Estamos habituados en España a cargar contra el poder judicial, cuya relevancia social no deja de ser un caso poco o nada frecuente en otros estados de derecho.
Los reiterados episodios de corrupción en el partido del gobierno, los derivados de la imposición del movimiento independentista catalán y los asesinatos y agresiones sexuales parecen haber formado desde la nada, de repente, a miles de licenciados en derecho, próceres fiscales o atinados magistrados con dominio de las leyes para la interpretación del Código Penal español. Ya puestos, también saben del alemán, el belga o el suizo, países de los huidos secesionistas.

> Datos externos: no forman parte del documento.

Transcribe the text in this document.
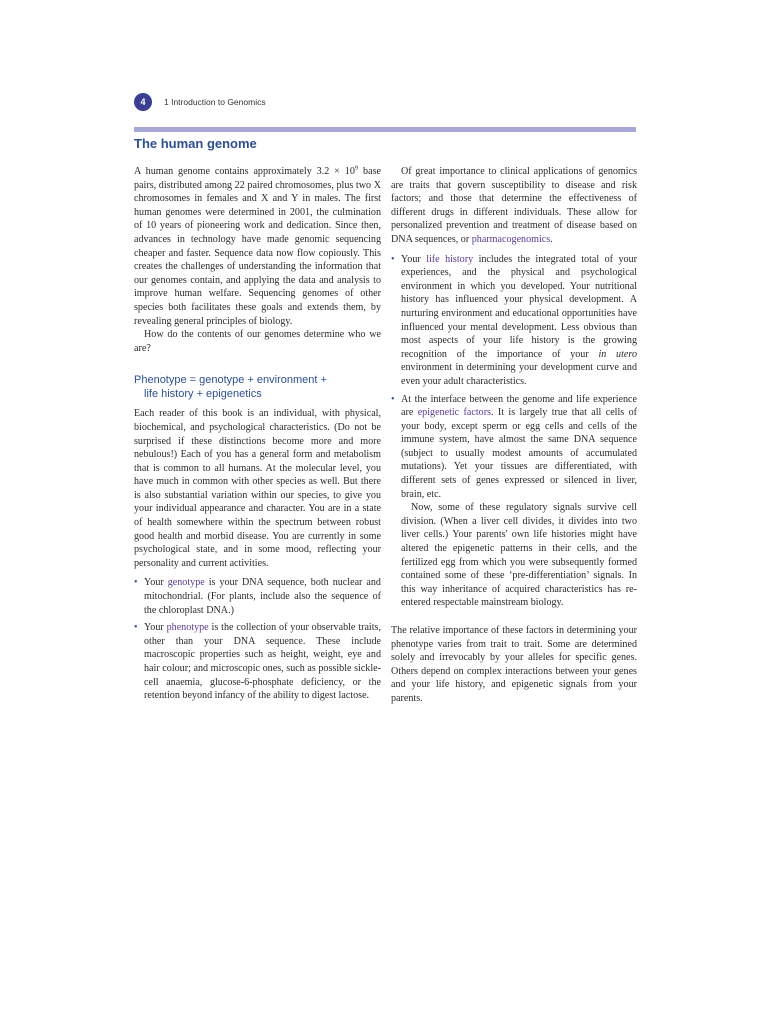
4	1 Introduction to Genomics
The human genome

A human genome contains approximately $3.2 \times 10^9$ base pairs, distributed among 22 paired chromosomes, plus two X chromosomes in females and X and Y in males. The first human genomes were determined in 2001, the culmination of 10 years of pioneering work and dedication. Since then, advances in technology have made genomic sequencing cheaper and faster. Sequence data now flow copiously. This creates the challenges of understanding the information that our genomes contain, and applying the data and analysis to improve human welfare. Sequencing genomes of other species both facilitates these goals and extends them, by revealing general principles of biology.

How do the contents of our genomes determine who we are?

Phenotype = genotype + environment +
life history + epigenetics

Each reader of this book is an individual, with physical, biochemical, and psychological characteristics. (Do not be surprised if these distinctions become more and more nebulous!) Each of you has a general form and metabolism that is common to all humans. At the molecular level, you have much in common with other species as well. But there is also substantial variation within our species, to give you your individual appearance and character. You are in a state of health somewhere within the spectrum between robust good health and morbid disease. You are currently in some psychological state, and in some mood, reflecting your personality and current activities.

• Your genotype is your DNA sequence, both nuclear and mitochondrial. (For plants, include also the sequence of the chloroplast DNA.)
• Your phenotype is the collection of your observable traits, other than your DNA sequence. These include macroscopic properties such as height, weight, eye and hair colour; and microscopic ones, such as possible sickle-cell anaemia, glucose-6-phosphate deficiency, or the retention beyond infancy of the ability to digest lactose.

Of great importance to clinical applications of genomics are traits that govern susceptibility to disease and risk factors; and those that determine the effectiveness of different drugs in different individuals. These allow for personalized prevention and treatment of disease based on DNA sequences, or pharmacogenomics.

• Your life history includes the integrated total of your experiences, and the physical and psychological environment in which you developed. Your nutritional history has influenced your physical development. A nurturing environment and educational opportunities have influenced your mental development. Less obvious than most aspects of your life history is the growing recognition of the importance of your in utero environment in determining your development curve and even your adult characteristics.
• At the interface between the genome and life experience are epigenetic factors. It is largely true that all cells of your body, except sperm or egg cells and cells of the immune system, have almost the same DNA sequence (subject to usually modest amounts of accumulated mutations). Yet your tissues are differentiated, with different sets of genes expressed or silenced in liver, brain, etc.

Now, some of these regulatory signals survive cell division. (When a liver cell divides, it divides into two liver cells.) Your parents' own life histories might have altered the epigenetic patterns in their cells, and the fertilized egg from which you were subsequently formed contained some of these ‘pre-differentiation’ signals. In this way inheritance of acquired characteristics has re-entered respectable mainstream biology.

The relative importance of these factors in determining your phenotype varies from trait to trait. Some are determined solely and irrevocably by your alleles for specific genes. Others depend on complex interactions between your genes and your life history, and epigenetic signals from your parents.
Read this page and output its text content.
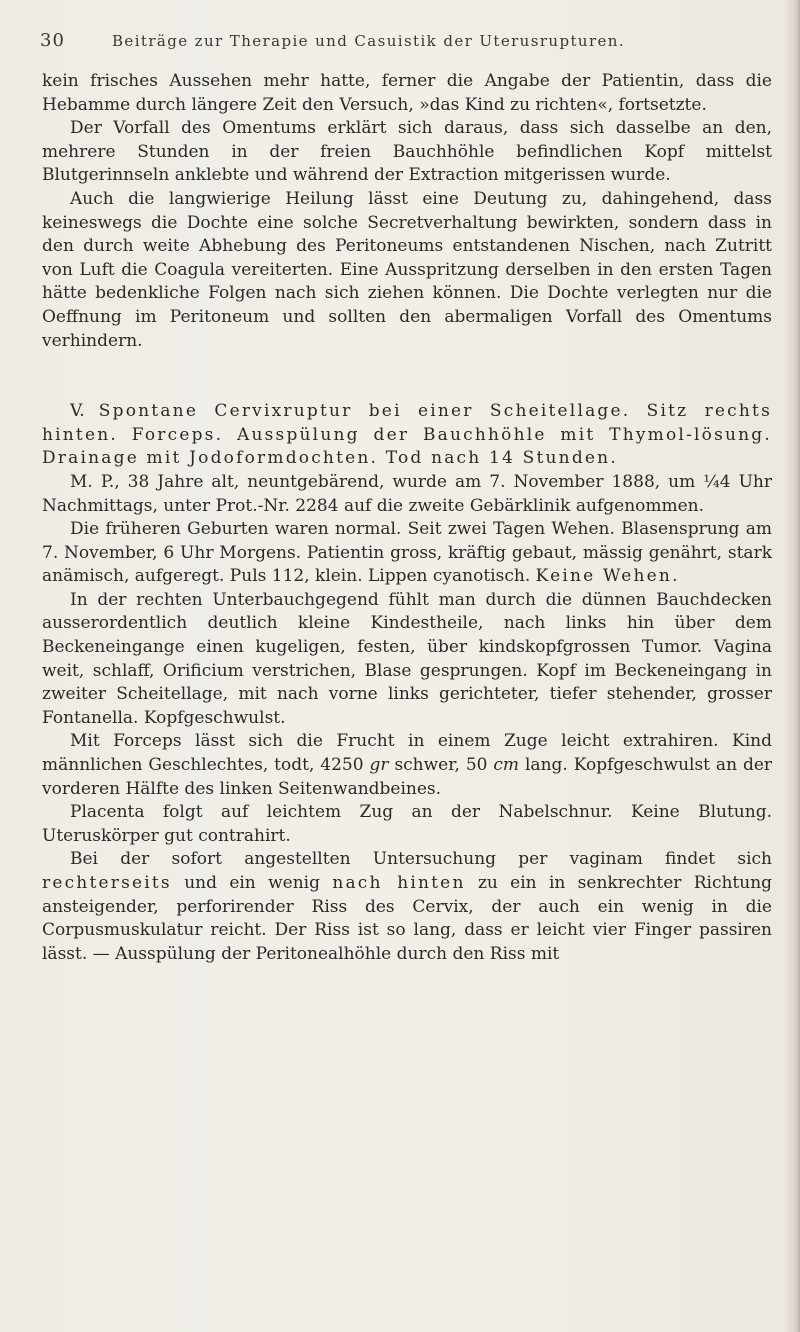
30	Beiträge zur Therapie und Casuistik der Uterusrupturen.

kein frisches Aussehen mehr hatte, ferner die Angabe der Patientin, dass die Hebamme durch längere Zeit den Versuch, »das Kind zu richten«, fortsetzte.

Der Vorfall des Omentums erklärt sich daraus, dass sich dasselbe an den, mehrere Stunden in der freien Bauchhöhle befindlichen Kopf mittelst Blutgerinnseln anklebte und während der Extraction mitgerissen wurde.

Auch die langwierige Heilung lässt eine Deutung zu, dahingehend, dass keineswegs die Dochte eine solche Secretverhaltung bewirkten, sondern dass in den durch weite Abhebung des Peritoneums entstandenen Nischen, nach Zutritt von Luft die Coagula vereiterten. Eine Ausspritzung derselben in den ersten Tagen hätte bedenkliche Folgen nach sich ziehen können. Die Dochte verlegten nur die Oeffnung im Peritoneum und sollten den abermaligen Vorfall des Omentums verhindern.

V. Spontane Cervixruptur bei einer Scheitellage. Sitz rechts hinten. Forceps. Ausspülung der Bauchhöhle mit Thymol-lösung. Drainage mit Jodoformdochten. Tod nach 14 Stunden.

M. P., 38 Jahre alt, neuntgebärend, wurde am 7. November 1888, um ¼4 Uhr Nachmittags, unter Prot.-Nr. 2284 auf die zweite Gebärklinik aufgenommen.

Die früheren Geburten waren normal. Seit zwei Tagen Wehen. Blasensprung am 7. November, 6 Uhr Morgens. Patientin gross, kräftig gebaut, mässig genährt, stark anämisch, aufgeregt. Puls 112, klein. Lippen cyanotisch. Keine Wehen.

In der rechten Unterbauchgegend fühlt man durch die dünnen Bauchdecken ausserordentlich deutlich kleine Kindestheile, nach links hin über dem Beckeneingange einen kugeligen, festen, über kindskopfgrossen Tumor. Vagina weit, schlaff, Orificium verstrichen, Blase gesprungen. Kopf im Beckeneingang in zweiter Scheitellage, mit nach vorne links gerichteter, tiefer stehender, grosser Fontanella. Kopfgeschwulst.

Mit Forceps lässt sich die Frucht in einem Zuge leicht extrahiren. Kind männlichen Geschlechtes, todt, 4250 gr schwer, 50 cm lang. Kopfgeschwulst an der vorderen Hälfte des linken Seitenwandbeines.

Placenta folgt auf leichtem Zug an der Nabelschnur. Keine Blutung. Uteruskörper gut contrahirt.

Bei der sofort angestellten Untersuchung per vaginam findet sich rechterseits und ein wenig nach hinten zu ein in senkrechter Richtung ansteigender, perforirender Riss des Cervix, der auch ein wenig in die Corpusmuskulatur reicht. Der Riss ist so lang, dass er leicht vier Finger passiren lässt. — Ausspülung der Peritonealhöhle durch den Riss mit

Es este un mal endémico que padecen otros muchos gremios. Aquí cualquiera cuestiona un titular periodístico cuando es incapaz de escribir una sola línea sin faltas de ortografía, o estima que su médico es un incompetente cuando él no sabe distinguir entre una aspirina y un jarabe.
Como contrapartida a esa deriva implacable que busca desvirtuar las decisiones de los jueces si no se ajustan a su particular criterio, merece ser destacado el nuevo reconocimiento que acaba de obtener Bartomeu Mesquida, magistrado del Juzgado de lo Penal de Maó y decano de la judicatura insular.
Al juzgador felanitxer, arraigado en la Isla desde hace 26 años, le distingue el Colegio Balear de Abogados por la calidad de sus sentencias y, en general por la solvencia ética que exhibe en el ejercicio de su profesión, además del eficaz funcionamiento de su juzgado.
No precisa elevar el tono, ni salirse de su natural conciliador para dirigir los juicios en Maó y Ciutadella ante fiscales, abogados, acusados, víctimas o testigos. Pero más allá de sus cualidades como magistrado, destaca por la impecable corrección en las formas ante cualquier semejante, y por la proximidad que ofrece a todos cuantos le tratan. Con la que está cayendo, Bartomeu Mesquida dignifica la justicia española. Todo un mérito.